In fourth grade Miss Lindeman told the class, “Listen and see if you can hear the horses. Listen to this and imagine a gypsy dancing. Listen for the raindrops and the storm starting.” And we did.
It probably falls back to the trite old adage: “One must listen, not just hear.” Or something like that.
Lots of people hear music without really listening for the raindrops and the call to arms. Miss Lindeman told us to listen. She taught us that there was something in addition to the melody or the words. Treasures were hidden in those sounds.
So for those of us who really listen, we hear a painting, colors and feelings. The composer gathers his thoughts or the musician speaks to us. We experience layers and textures, emotions and ideas.
Most enjoy hearing music. Some only enjoy certain areas, country, jazz, classical. The Listener likes anything musical. Anything Musical.

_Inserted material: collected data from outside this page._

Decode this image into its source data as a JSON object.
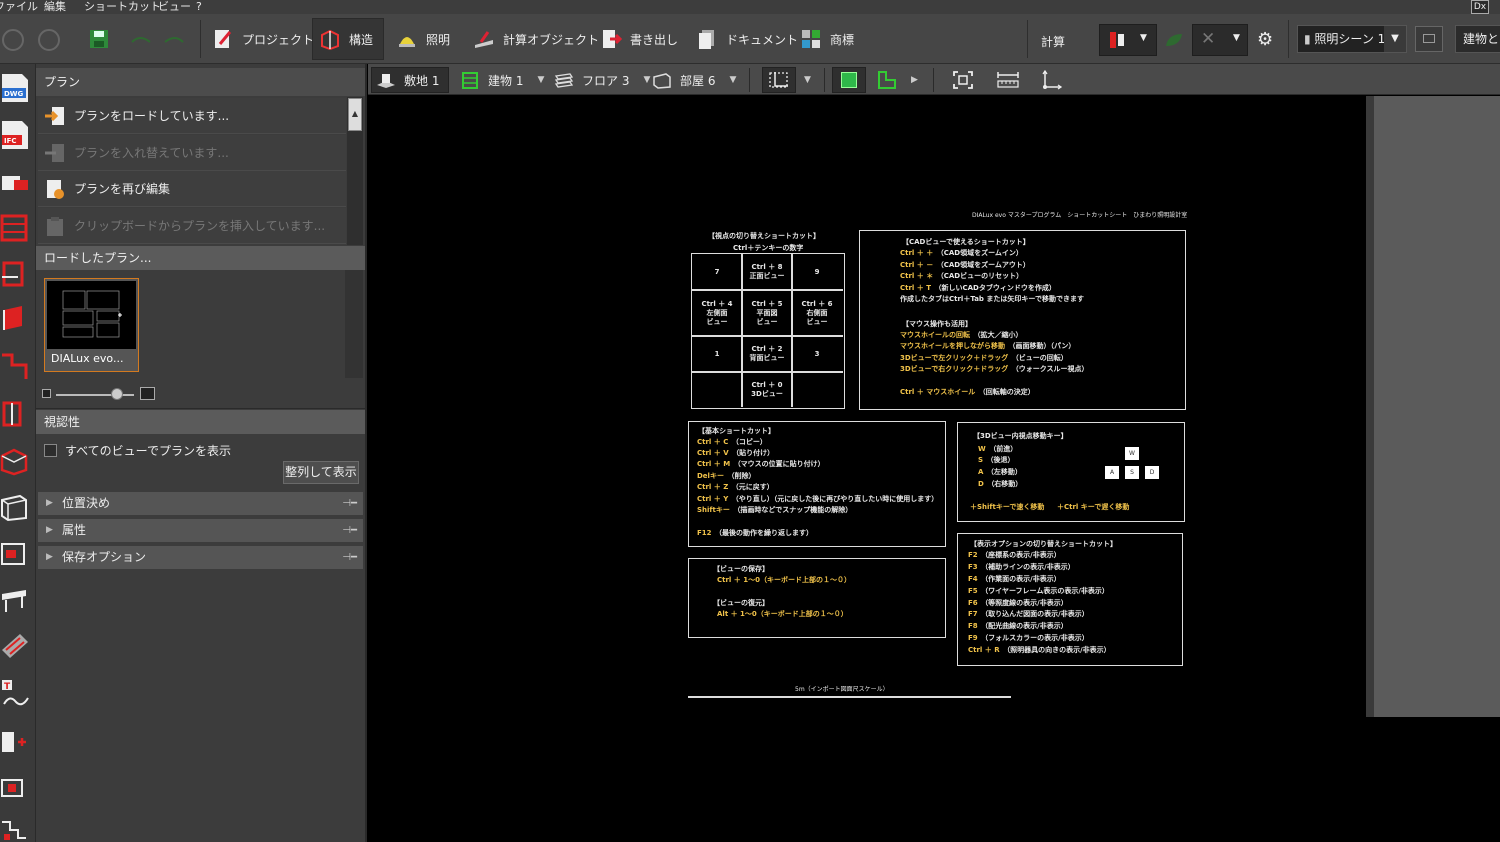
{
  "menubar": {
    "items": [
      "ファイル",
      "編集",
      "ショートカット",
      "ビュー",
      "?"
    ],
    "dx": "Dx"
  },
  "toolbar": {
    "tabs": [
      {
        "label": "プロジェクト",
        "icon": "project-icon"
      },
      {
        "label": "構造",
        "icon": "structure-icon",
        "active": true
      },
      {
        "label": "照明",
        "icon": "lamp-icon"
      },
      {
        "label": "計算オブジェクト",
        "icon": "calc-object-icon"
      },
      {
        "label": "書き出し",
        "icon": "export-icon"
      },
      {
        "label": "ドキュメント",
        "icon": "document-icon"
      },
      {
        "label": "商標",
        "icon": "trademark-icon"
      }
    ],
    "calc_label": "計算",
    "scene": "照明シーン 1",
    "right_button": "建物と"
  },
  "panel": {
    "plan_header": "プラン",
    "plan_items": [
      {
        "label": "プランをロードしています...",
        "enabled": true
      },
      {
        "label": "プランを入れ替えています...",
        "enabled": false
      },
      {
        "label": "プランを再び編集",
        "enabled": true
      },
      {
        "label": "クリップボードからプランを挿入しています...",
        "enabled": false
      }
    ],
    "loaded_header": "ロードしたプラン...",
    "thumb_label": "DIALux evo...",
    "visibility_header": "視認性",
    "show_all_label": "すべてのビューでプランを表示",
    "arrange_button": "整列して表示",
    "sections": [
      "位置決め",
      "属性",
      "保存オプション"
    ]
  },
  "viewbar": {
    "items": [
      {
        "label": "敷地 1"
      },
      {
        "label": "建物 1"
      },
      {
        "label": "フロア 3"
      },
      {
        "label": "部屋 6"
      }
    ]
  },
  "sheet": {
    "header": "DIALux evo マスタープログラム　ショートカットシート　ひまわり照明設計室",
    "view_switch": {
      "title": "【視点の切り替えショートカット】",
      "subtitle": "Ctrl＋テンキーの数字",
      "cells": [
        {
          "lines": [
            "7"
          ],
          "yellow": false
        },
        {
          "lines": [
            "Ctrl ＋ 8",
            "正面ビュー"
          ],
          "yellow": true
        },
        {
          "lines": [
            "9"
          ],
          "yellow": false
        },
        {
          "lines": [
            "Ctrl ＋ 4",
            "左側面",
            "ビュー"
          ],
          "yellow": true
        },
        {
          "lines": [
            "Ctrl ＋ 5",
            "平面図",
            "ビュー"
          ],
          "yellow": true
        },
        {
          "lines": [
            "Ctrl ＋ 6",
            "右側面",
            "ビュー"
          ],
          "yellow": true
        },
        {
          "lines": [
            "1"
          ],
          "yellow": false
        },
        {
          "lines": [
            "Ctrl ＋ 2",
            "背面ビュー"
          ],
          "yellow": true
        },
        {
          "lines": [
            "3"
          ],
          "yellow": false
        },
        {
          "lines": [],
          "yellow": false
        },
        {
          "lines": [
            "Ctrl ＋ 0",
            "3Dビュー"
          ],
          "yellow": true
        },
        {
          "lines": [],
          "yellow": false
        }
      ]
    },
    "cad_view": {
      "title": "【CADビューで使えるショートカット】",
      "lines": [
        {
          "k": "Ctrl ＋ ＋",
          "d": "（CAD領域をズームイン）"
        },
        {
          "k": "Ctrl ＋ －",
          "d": "（CAD領域をズームアウト）"
        },
        {
          "k": "Ctrl ＋ ＊",
          "d": "（CADビューのリセット）"
        },
        {
          "k": "Ctrl ＋ T",
          "d": "（新しいCADタブウィンドウを作成）"
        }
      ],
      "note": "作成したタブはCtrl＋Tab または矢印キーで移動できます",
      "mouse_title": "【マウス操作も活用】",
      "mouse_lines": [
        {
          "k": "マウスホイールの回転",
          "d": "（拡大／縮小）"
        },
        {
          "k": "マウスホイールを押しながら移動",
          "d": "（画面移動）（パン）"
        },
        {
          "k": "3Dビューで左クリック＋ドラッグ",
          "d": "（ビューの回転）"
        },
        {
          "k": "3Dビューで右クリック＋ドラッグ",
          "d": "（ウォークスルー視点）"
        }
      ],
      "last": {
        "k": "Ctrl ＋ マウスホイール",
        "d": "（回転軸の決定）"
      }
    },
    "basic": {
      "title": "【基本ショートカット】",
      "lines": [
        {
          "k": "Ctrl ＋ C",
          "d": "（コピー）"
        },
        {
          "k": "Ctrl ＋ V",
          "d": "（貼り付け）"
        },
        {
          "k": "Ctrl ＋ M",
          "d": "（マウスの位置に貼り付け）"
        },
        {
          "k": "Delキー",
          "d": "（削除）"
        },
        {
          "k": "Ctrl ＋ Z",
          "d": "（元に戻す）"
        },
        {
          "k": "Ctrl ＋ Y",
          "d": "（やり直し）（元に戻した後に再びやり直したい時に使用します）"
        },
        {
          "k": "Shiftキー",
          "d": "（描画時などでスナップ機能の解除）"
        }
      ],
      "last": {
        "k": "F12",
        "d": "（最後の動作を繰り返します）"
      }
    },
    "walk": {
      "title": "【3Dビュー内視点移動キー】",
      "lines": [
        {
          "k": "W",
          "d": "（前進）"
        },
        {
          "k": "S",
          "d": "（後退）"
        },
        {
          "k": "A",
          "d": "（左移動）"
        },
        {
          "k": "D",
          "d": "（右移動）"
        }
      ],
      "keys": [
        "W",
        "A",
        "S",
        "D"
      ],
      "note1": "＋Shiftキーで速く移動",
      "note2": "＋Ctrl キーで遅く移動"
    },
    "display": {
      "title": "【表示オプションの切り替えショートカット】",
      "lines": [
        {
          "k": "F2",
          "d": "（座標系の表示/非表示）"
        },
        {
          "k": "F3",
          "d": "（補助ラインの表示/非表示）"
        },
        {
          "k": "F4",
          "d": "（作業面の表示/非表示）"
        },
        {
          "k": "F5",
          "d": "（ワイヤーフレーム表示の表示/非表示）"
        },
        {
          "k": "F6",
          "d": "（等照度線の表示/非表示）"
        },
        {
          "k": "F7",
          "d": "（取り込んだ図面の表示/非表示）"
        },
        {
          "k": "F8",
          "d": "（配光曲線の表示/非表示）"
        },
        {
          "k": "F9",
          "d": "（フォルスカラーの表示/非表示）"
        },
        {
          "k": "Ctrl ＋ R",
          "d": "（照明器具の向きの表示/非表示）"
        }
      ]
    },
    "save": {
      "title1": "【ビューの保存】",
      "line1": "Ctrl ＋ 1～0（キーボード上部の１～０）",
      "title2": "【ビューの復元】",
      "line2": "Alt ＋ 1～0（キーボード上部の１～０）"
    },
    "scale": "5m（インポート図面尺スケール）"
  }
}
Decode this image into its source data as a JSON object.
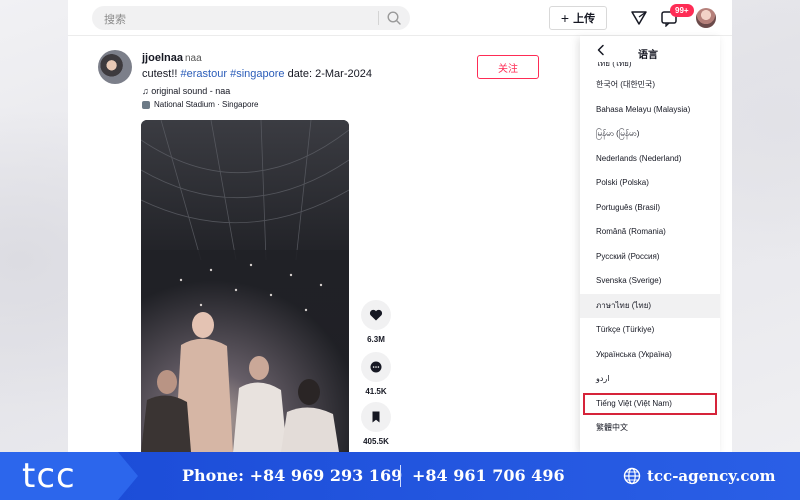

Many people enjoy hearing songs with words so they can identify with the singer or the story being told. But for the Listener, it is a deeper experience. A Listener hears the music and sometimes knows the brand of the guitar playing, or when a breath was taken in a solo phrase. We know how hard a clarinet is to play. We know when a jazz artist has borrowed a bit of a solo from an old scratchy record. We hear the emotion coming from a breathy saxophone solo or thrill at the coda in a violin concerto.
Some hear a classical opus and find it quite satisfying. A Listener knows when a favorite classical overture is being played by a different orchestra or maybe led by a different conductor: a note held longer here, a cymbal a bit louder there.
Miss Lindeman taught us how to listen. Thanks, Miss Lindeman.
Dad had an old 78RPM record changer perched atop the refrigerator. It couldn’t be reached by six year old hands. He played a Benny Goodman record, “Sometimes I’m Happy” and said, “Listen to the sax section.” And a six year old listened not knowing what a “sax” was, let alone the mysterious “section.”